Tat Hong revenue down
By Laura Hatton04 September 2014
Crane company Tat Hong Holdings (Tat Hong), based in Singapore, has released its financial results for the first quarter of the full year 2015.
The company reported a net profit of S$6.0 million for the fiscal first quarter results for the three months ending 30 June 2014.
Total revenue generated by the company for first quarter full year 2015 was $164.2 million, a 6 % decline year-on year.
Cost reductions in the previous year and lower activity levels helped reduce the company’s total operating expenses by 7.6 % to $48.4 million in first quarter full year 2015. Cost savings were, however, reduced by higher net foreign exchange losses of $1.3 million, an increase in provision for debts amounting to S$0.5 million and an increase in rental commission and sales expenses of S$0.3 million, the report added.
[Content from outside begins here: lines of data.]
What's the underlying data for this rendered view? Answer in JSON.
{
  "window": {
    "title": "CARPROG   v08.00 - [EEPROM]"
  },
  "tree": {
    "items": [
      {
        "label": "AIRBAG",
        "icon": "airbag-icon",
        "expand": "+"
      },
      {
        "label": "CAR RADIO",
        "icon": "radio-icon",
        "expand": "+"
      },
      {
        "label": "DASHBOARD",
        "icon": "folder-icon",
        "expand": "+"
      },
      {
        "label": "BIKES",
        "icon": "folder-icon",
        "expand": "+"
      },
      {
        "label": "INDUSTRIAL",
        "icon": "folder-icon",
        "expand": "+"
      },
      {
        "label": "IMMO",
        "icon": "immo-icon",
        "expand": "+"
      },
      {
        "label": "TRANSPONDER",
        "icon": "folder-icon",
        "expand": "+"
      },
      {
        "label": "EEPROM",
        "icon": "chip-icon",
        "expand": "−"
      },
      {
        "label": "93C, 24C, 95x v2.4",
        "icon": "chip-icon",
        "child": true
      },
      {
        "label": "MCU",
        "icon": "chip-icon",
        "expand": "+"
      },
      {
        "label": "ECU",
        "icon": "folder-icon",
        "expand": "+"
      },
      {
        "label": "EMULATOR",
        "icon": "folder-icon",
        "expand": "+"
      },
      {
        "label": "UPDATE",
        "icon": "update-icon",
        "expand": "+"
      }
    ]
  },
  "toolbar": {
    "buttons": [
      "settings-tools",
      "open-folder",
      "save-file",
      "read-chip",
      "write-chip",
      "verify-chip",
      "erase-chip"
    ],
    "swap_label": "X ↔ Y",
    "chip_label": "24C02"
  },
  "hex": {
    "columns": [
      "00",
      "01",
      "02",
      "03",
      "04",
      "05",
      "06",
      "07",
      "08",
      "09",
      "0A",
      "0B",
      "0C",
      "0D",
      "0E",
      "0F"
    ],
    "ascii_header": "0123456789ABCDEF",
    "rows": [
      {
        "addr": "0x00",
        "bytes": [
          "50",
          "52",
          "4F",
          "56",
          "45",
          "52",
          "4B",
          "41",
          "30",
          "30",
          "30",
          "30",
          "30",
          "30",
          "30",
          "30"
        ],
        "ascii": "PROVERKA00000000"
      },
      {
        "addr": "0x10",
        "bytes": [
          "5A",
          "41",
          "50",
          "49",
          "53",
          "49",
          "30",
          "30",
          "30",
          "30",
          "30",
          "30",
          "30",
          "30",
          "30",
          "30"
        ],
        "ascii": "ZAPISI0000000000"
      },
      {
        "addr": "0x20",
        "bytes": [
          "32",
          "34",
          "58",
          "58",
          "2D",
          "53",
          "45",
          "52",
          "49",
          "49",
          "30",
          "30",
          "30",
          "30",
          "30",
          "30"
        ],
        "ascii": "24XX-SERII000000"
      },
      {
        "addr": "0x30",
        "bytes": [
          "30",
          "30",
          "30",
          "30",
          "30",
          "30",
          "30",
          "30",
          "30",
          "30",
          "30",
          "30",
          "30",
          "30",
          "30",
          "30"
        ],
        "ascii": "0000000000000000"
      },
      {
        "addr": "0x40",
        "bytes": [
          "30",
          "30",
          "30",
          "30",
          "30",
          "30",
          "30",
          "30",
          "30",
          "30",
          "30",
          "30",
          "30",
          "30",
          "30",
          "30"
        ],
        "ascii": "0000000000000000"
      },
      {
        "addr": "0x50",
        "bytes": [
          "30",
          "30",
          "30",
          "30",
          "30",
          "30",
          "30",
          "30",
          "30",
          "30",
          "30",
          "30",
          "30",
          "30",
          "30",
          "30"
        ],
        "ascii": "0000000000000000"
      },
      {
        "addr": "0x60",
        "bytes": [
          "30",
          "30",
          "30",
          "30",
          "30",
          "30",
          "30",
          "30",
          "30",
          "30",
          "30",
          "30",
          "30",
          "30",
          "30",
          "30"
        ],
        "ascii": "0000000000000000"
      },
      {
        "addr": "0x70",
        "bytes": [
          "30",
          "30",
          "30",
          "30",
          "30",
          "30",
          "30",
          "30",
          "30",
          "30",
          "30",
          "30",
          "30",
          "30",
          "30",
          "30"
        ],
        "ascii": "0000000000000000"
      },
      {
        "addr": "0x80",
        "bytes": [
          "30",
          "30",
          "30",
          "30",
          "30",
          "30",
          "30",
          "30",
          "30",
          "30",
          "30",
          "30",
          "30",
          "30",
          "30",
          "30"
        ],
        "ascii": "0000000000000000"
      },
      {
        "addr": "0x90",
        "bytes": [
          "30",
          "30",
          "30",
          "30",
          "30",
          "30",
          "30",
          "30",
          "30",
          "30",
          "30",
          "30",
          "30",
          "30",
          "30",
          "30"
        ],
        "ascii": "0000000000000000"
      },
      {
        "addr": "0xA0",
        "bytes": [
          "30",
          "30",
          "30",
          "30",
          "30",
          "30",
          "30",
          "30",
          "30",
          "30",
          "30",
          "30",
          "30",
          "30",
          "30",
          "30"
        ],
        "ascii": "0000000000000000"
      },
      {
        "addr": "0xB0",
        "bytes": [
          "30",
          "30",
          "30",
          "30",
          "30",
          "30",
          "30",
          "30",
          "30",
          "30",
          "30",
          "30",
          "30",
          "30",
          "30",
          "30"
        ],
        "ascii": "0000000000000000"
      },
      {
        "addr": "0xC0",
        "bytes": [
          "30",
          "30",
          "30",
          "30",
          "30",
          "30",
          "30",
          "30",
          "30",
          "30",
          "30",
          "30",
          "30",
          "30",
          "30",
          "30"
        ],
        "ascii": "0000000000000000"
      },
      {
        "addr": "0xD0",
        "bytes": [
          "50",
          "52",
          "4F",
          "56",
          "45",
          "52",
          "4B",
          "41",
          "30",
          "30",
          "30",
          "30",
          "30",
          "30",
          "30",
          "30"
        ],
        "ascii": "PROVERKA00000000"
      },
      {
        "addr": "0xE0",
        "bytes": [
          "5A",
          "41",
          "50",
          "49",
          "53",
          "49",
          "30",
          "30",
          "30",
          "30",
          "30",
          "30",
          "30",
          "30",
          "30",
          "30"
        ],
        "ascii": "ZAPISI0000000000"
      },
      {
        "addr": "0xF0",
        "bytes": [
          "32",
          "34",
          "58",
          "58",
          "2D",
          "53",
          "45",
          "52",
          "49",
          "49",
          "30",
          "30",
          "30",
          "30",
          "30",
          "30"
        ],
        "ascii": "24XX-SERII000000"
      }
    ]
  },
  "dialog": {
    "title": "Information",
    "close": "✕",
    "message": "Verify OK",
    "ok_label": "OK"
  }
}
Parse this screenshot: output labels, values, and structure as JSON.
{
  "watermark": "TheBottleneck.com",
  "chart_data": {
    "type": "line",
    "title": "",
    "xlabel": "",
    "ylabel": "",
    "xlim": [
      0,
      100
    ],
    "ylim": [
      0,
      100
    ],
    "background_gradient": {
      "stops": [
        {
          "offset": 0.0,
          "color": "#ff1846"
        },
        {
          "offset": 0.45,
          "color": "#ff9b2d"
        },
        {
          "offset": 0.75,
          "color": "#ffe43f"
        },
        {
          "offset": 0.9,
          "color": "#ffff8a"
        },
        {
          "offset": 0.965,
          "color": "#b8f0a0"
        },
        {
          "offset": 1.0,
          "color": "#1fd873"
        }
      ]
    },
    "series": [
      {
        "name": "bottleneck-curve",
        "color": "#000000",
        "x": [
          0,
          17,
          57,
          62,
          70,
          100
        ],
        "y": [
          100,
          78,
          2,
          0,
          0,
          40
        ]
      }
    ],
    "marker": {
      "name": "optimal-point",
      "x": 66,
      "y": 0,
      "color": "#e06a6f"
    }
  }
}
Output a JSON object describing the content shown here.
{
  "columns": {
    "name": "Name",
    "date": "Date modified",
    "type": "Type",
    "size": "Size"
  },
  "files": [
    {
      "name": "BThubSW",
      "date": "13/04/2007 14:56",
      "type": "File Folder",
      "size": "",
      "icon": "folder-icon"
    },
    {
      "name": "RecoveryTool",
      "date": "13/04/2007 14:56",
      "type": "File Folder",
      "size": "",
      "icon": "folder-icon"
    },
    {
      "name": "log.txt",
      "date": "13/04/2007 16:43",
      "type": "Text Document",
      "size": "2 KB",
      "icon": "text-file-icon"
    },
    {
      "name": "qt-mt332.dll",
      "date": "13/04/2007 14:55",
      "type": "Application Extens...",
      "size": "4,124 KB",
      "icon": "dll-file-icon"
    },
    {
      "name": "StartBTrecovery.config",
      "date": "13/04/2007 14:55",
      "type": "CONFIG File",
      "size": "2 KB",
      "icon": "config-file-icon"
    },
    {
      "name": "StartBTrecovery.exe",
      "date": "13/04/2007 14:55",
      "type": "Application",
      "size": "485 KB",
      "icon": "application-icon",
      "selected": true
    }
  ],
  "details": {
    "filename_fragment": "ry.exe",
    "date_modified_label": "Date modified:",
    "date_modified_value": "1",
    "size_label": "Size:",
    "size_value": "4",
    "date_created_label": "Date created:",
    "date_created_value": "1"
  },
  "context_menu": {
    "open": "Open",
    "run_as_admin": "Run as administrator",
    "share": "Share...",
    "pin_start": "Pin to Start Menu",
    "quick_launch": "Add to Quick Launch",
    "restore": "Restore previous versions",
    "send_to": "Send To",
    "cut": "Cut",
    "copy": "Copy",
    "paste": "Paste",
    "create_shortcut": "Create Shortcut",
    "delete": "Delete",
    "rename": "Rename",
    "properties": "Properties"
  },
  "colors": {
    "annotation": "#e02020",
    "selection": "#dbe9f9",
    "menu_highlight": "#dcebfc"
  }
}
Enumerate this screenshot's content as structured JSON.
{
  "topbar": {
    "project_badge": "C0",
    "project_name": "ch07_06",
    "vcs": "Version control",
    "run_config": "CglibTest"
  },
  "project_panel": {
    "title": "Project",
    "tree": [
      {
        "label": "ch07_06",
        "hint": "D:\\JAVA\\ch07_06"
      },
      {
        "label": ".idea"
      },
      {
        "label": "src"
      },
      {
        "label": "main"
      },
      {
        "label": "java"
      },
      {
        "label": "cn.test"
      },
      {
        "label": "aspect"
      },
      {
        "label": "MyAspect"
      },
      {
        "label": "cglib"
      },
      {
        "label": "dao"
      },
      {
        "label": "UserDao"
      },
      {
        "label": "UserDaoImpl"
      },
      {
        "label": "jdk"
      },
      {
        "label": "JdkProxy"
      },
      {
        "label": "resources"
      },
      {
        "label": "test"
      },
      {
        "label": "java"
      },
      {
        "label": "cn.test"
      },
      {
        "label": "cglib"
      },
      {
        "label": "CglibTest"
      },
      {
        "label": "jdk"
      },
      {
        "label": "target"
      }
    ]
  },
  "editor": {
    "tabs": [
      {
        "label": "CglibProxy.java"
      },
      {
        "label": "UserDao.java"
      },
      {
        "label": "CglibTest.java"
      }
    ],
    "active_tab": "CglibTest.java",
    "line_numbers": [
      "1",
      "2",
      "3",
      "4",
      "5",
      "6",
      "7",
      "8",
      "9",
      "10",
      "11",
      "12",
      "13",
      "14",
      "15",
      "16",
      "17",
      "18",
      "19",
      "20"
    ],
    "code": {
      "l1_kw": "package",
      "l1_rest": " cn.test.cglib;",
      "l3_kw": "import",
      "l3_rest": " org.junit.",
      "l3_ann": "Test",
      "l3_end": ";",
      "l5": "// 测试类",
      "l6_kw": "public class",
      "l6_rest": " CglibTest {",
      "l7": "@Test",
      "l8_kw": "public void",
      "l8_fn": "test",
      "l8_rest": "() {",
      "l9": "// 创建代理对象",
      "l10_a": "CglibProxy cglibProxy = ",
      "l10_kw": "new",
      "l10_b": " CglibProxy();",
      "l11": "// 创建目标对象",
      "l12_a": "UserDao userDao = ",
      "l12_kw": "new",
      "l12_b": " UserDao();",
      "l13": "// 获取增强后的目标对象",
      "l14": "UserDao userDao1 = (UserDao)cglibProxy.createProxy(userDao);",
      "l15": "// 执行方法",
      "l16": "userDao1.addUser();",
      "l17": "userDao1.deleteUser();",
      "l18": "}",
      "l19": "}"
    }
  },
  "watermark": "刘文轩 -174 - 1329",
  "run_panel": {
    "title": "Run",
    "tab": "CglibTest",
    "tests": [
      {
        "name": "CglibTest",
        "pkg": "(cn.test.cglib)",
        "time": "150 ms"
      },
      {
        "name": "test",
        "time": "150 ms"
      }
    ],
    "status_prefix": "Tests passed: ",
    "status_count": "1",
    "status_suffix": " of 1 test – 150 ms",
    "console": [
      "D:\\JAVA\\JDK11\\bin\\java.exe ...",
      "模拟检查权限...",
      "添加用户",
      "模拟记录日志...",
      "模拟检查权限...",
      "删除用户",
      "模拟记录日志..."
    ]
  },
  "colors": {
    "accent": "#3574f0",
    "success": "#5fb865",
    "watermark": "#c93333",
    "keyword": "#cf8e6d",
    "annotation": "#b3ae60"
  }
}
Despite increased profit from areas in Australia and China, first quarter full year 2015, the company posted net profit of $6.0 million, a 28 % decline compared with the same period last year. Losses from Indonesian operations, offshore and marine units, plus lower rental incomes, contributed to the decline.
Roland Ng, Tat Hong’s managing director and Group CEO, said, “We are pleased to note a turnaround in our Australian operations which benefited from increased crane rental activities primarily to LNG-related projects as well as cost containment measures implemented last year. Our tower crane rental business in China continued to perform well with a strong pipeline of projects. However, losses in our Indonesian subsidiaries have yet to be fully contained and this, together with the losses from our offshore and marine unit and lower profit contribution from the crane rental business in Singapore impacted our profitability for the quarter under review.
“Whilst we are cautiously optimistic of our performance going forward, we do face pockets of weakness such as the slowing construction sector in Singapore, project delays and cost pressures. The marketplace is also getting more crowded and competitive compared with a few years ago. However, the infrastructure needs of Asia and Australia are immense and it will continue to drive the demand for our crane rental and tower crane rental services.”
Revenue generated from the company’s crane rental division declined by 4 % from $68.8 million to $66.3 million in the same period in the previous year. With help from a fleet increase of 953 tower cranes, revenue generated by the tower crane rental division rose 21% to $24.5 million. Utilisation rate also increased 80 % compared with 73 % a year earlier, the report said.
The company’s rental sector fell 20 % from $20.5 million in the first quarter of the full year 2014 to $16.3 million for the same period for the full year 2015. Weak demand from the mining sector, reduced public spending in Queensland and overall subdued activities in Australia, contributed towards this decline.
In the report, the company stated that the crane rental subsidiary Hup Hin Transport will no longer contribute to the crane rental division. In addition, trading conditions for the distribution division is expected to be a challenge due to the Australian economy and a weak demand for heavy equipment in the region.
The general equipment division is, however, expected to do well with the announcement of several large infrastructure projects in Australia, the report added. In addition, the tower crane rental division is expected to maintain its growth due to increased government spending on rail infrastructure and nuclear power plant projects.